Besluit buitengewoon opsporingsambtenaar Rijksrecherche 2009

[Regeling vervallen per 04-07-2014.]
Geraadpleegd op 29-03-2024.
Geldend van 08-06-2010 t/m 31-12-2012

Besluit van de Minister van Justitie van 24 juni 2009, nr. 5596792/Justis/09, strekkende tot aanwijzing van buitengewoon opsporingsambtenaren van politie bij de Rijksrecherche

De Minister van Justitie,

Handelende in overeenstemming met de betrokken Ministers;

Gelezen het verzoek van de directeur Rijksrecherche van 16 maart 2009;

Gelet op artikel 142, eerste lid, onder b, van het Wetboek van Strafvordering, artikel 17, eerste lid, aanhef en onder ten tweede, van de Wet op de economische delicten, artikel 8, zevende lid, van de Politiewet 1993 en het Besluit buitengewoon opsporingsambtenaar;

Besluit:

Artikel 1

[Regeling vervallen per 04-07-2014]

Onder de buitengewoon opsporingsambtenaar wordt in de besluit verstaan:

De ambtenaren van politie als bedoeld in artikel 3, eerste lid, onder b, van de Politiewet 1993, van de Rijksrecherche, belast met de opsporing van strafbare feiten, zijn aangewezen als buitengewoon opsporingsambtenaar van politie.

Artikel 2

[Regeling vervallen per 04-07-2014]

  • 2 De opsporingsbevoegdheid, bedoeld in het eerste lid, geldt voor het grondgebied van Nederland, voor zover noodzakelijk voor een goede vervulling van de aan de functie gerelateerde taken.

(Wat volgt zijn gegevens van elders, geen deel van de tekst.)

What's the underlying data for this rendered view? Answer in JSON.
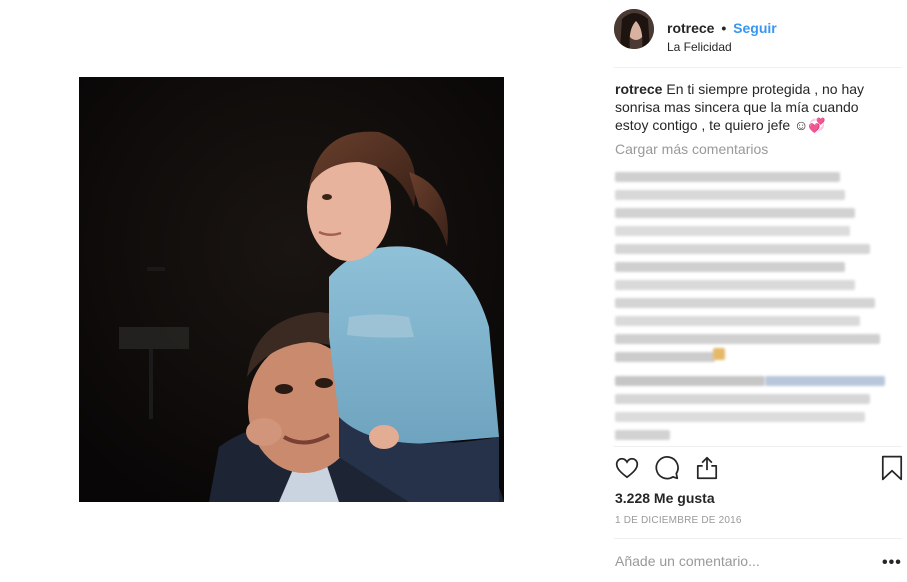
{
  "post": {
    "username": "rotrece",
    "separator": "•",
    "follow_label": "Seguir",
    "location": "La Felicidad",
    "caption_user": "rotrece",
    "caption_text": " En ti siempre protegida , no hay sonrisa mas sincera que la mía cuando estoy contigo , te quiero jefe ☺💞",
    "load_more_label": "Cargar más comentarios",
    "likes": "3.228 Me gusta",
    "date": "1 DE DICIEMBRE DE 2016",
    "comment_placeholder": "Añade un comentario...",
    "more_options": "•••"
  },
  "icons": {
    "like": "heart-icon",
    "comment": "comment-bubble-icon",
    "share": "share-icon",
    "save": "bookmark-icon"
  },
  "colors": {
    "follow": "#3897f0",
    "muted": "#999999",
    "text": "#262626"
  }
}
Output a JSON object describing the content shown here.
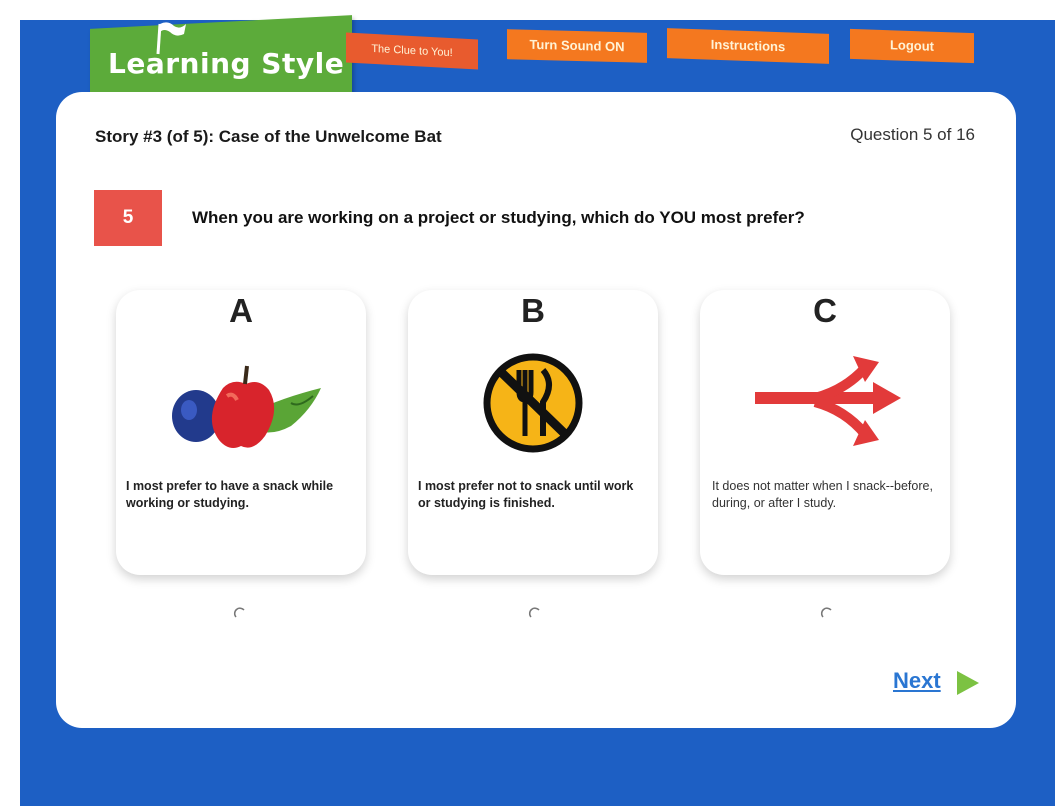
{
  "header": {
    "logo_text": "Learning Style",
    "tagline": "The Clue to You!",
    "nav": {
      "sound_label": "Turn Sound ON",
      "instructions_label": "Instructions",
      "logout_label": "Logout"
    }
  },
  "story": {
    "title": "Story #3 (of 5): Case of the Unwelcome Bat",
    "question_counter": "Question 5 of 16"
  },
  "question": {
    "number": "5",
    "text": "When you are working on a project or studying, which do YOU most prefer?"
  },
  "options": [
    {
      "letter": "A",
      "icon": "fruit-snack-icon",
      "text": "I most prefer to have a snack while working or studying.",
      "selected": false
    },
    {
      "letter": "B",
      "icon": "no-eating-icon",
      "text": "I most prefer not to snack until work or studying is finished.",
      "selected": false
    },
    {
      "letter": "C",
      "icon": "branching-arrow-icon",
      "text": "It does not matter when I snack--before, during, or after I study.",
      "selected": false
    }
  ],
  "footer": {
    "next_label": "Next"
  },
  "colors": {
    "background_blue": "#1d5fc4",
    "logo_green": "#5cab3a",
    "nav_orange": "#f4781f",
    "badge_red": "#e8534a",
    "link_blue": "#2a76d2",
    "next_arrow_green": "#7cc242"
  }
}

  • 3 De buitengewoon opsporingsambtenaar vermeldt in zijn processen-verbaal en schriftelijke verslagleggingen het domein waarin hij is aangesteld.

Artikel 3

[Regeling vervallen per 04-07-2014]

Op grond van dit besluit kunnen maximaal 25 personen als buitengewoon opsporingsambtenaar beëdigd.

Artikel 4

[Regeling vervallen per 04-07-2014]

  • 1 Als toezichthouder van de buitengewoon opsporingsambtenaar is aangewezen de hoofdofficier van het Landelijk Parket.

  • 2 Als direct toezichthouder van de buitengewoon opsporingsambtenaar is aangewezen de korpschef van het Korps Landelijke Politiediensten.

Artikel 5

[Regeling vervallen per 04-07-2014]

De directeur van de Rijksrecherche brengt jaarlijks, vóór 1 april over het jaar daaraan voorafgaand, aan de Minister van Justitie verslag uit over:

  • a. het aantal buitengewoon opsporingsambtenaren dat op 31 december werkzaam was bij de Rijksrecherche;

  • b. de door die buitengewoon opsporingsambtenaren verrichte opsporingsactiviteiten;

  • c. de stand van zaken met betrekking tot de opleiding van die buitengewoon opsporingsambtenaren, waarbij in ieder geval wordt aangegeven hoeveel personen in het verslagjaar zijn aangemeld voor het door de minister van Justitie goedgekeurde examen en hoeveel personen in dat jaar voor dat examen zijn geslaagd.

Artikel 6

[Regeling vervallen per 04-07-2014]

De op naam gestelde akten van opsporingsbevoegdheid en beëdiging en de overige benoemingsbescheiden, afgegeven mede op basis van het besluit van 24 juni 2009, nr. 5596792/Justis/09, worden geacht mede te zijn afgegeven op basis van het onderhavige besluit.

Artikel 7

[Regeling vervallen per 04-07-2014]

Dit besluit treedt in werking met ingang van de tweede dag na dagtekening van de Staatscourant waarin het wordt geplaatst.

Artikel 8

[Regeling vervallen per 04-07-2014]

Dit besluit wordt aangehaald als: Besluit buitengewoon opsporingsambtenaar Rijksrecherche 2009.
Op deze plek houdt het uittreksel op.